Chanyeol mengernyitkan dahi. "Apa kau yakin akan menghabisan semua ini?" aku tersenyum kecil. "Lihat saja Park Chanyeol-ssi" aku menjulurkan lidah mengejek chanyeol.
"Aku pesan ice cappucino saja. Aku takut gadis ini tak sanggup memakan semua makanan yang dipesannya" chanyeol tersenyum pada pelayan yang sedang mencatat pesanan kami.
"Baiklah saya sebutkan. Satu jus strawberry, satu ice cappucino, satu bulgogi, jjangmyun, kimbab dan ttobokki" pelayan menyebutkan pesanan kami dan aku hanya menggangguk-angguk ria.
"Kalau begitu aku permisi." pelayan itu pergi.
"Kau tidak apa pergi bersamaku tanpa memakai penyamaran?" aku menatap chanyeol yg berada disebrang sana. Chanyeol tersenyum lembut, dan mengelus palaku pelan.
"Kenapa kau tak suka jalan bersamaku?" chanyeol tersenyum kecil.

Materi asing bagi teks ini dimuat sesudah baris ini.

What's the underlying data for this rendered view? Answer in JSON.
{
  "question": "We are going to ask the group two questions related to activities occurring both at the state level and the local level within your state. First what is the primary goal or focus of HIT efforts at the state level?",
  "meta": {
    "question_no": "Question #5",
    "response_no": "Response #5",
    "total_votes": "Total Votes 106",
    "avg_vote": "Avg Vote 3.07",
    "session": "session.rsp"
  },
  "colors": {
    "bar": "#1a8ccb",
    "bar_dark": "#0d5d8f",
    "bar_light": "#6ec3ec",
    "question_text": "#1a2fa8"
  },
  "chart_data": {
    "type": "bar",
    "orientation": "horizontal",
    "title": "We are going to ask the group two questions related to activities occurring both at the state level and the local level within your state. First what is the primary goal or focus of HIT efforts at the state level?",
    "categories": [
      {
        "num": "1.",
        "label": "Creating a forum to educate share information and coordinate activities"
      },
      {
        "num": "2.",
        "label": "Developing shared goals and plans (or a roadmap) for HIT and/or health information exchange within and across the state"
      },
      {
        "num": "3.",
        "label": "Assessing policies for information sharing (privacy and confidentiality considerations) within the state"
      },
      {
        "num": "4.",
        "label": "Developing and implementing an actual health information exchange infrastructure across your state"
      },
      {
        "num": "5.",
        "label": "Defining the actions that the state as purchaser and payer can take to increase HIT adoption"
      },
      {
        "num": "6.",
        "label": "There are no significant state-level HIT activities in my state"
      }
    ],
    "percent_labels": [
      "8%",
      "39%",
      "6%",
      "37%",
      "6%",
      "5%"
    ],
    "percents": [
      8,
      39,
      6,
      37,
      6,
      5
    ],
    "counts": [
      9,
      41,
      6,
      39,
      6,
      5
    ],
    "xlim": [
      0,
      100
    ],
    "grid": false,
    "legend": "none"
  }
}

"Ani bukan begitu. Aku takut kau mendapatkan gosip atau skandal chanyeol." aku mendundukan wajahku. Sebenarnya aku senang jika chanyeol digosipkan pacaran denganku. Apa? Byun Baekhyun apa yang sedang kau pikirkan lupakan cepat.
"Itu bukan masalah. Haha.. Biar saja hyungmu akan mengatasinya baekkie" ujarnya santai. Hah... Aku mencoba tersenyum walau terlihat terpaksa mungkin. Byun baekhyun kau memang bodoh. Aku meruntuki diriku sendiri.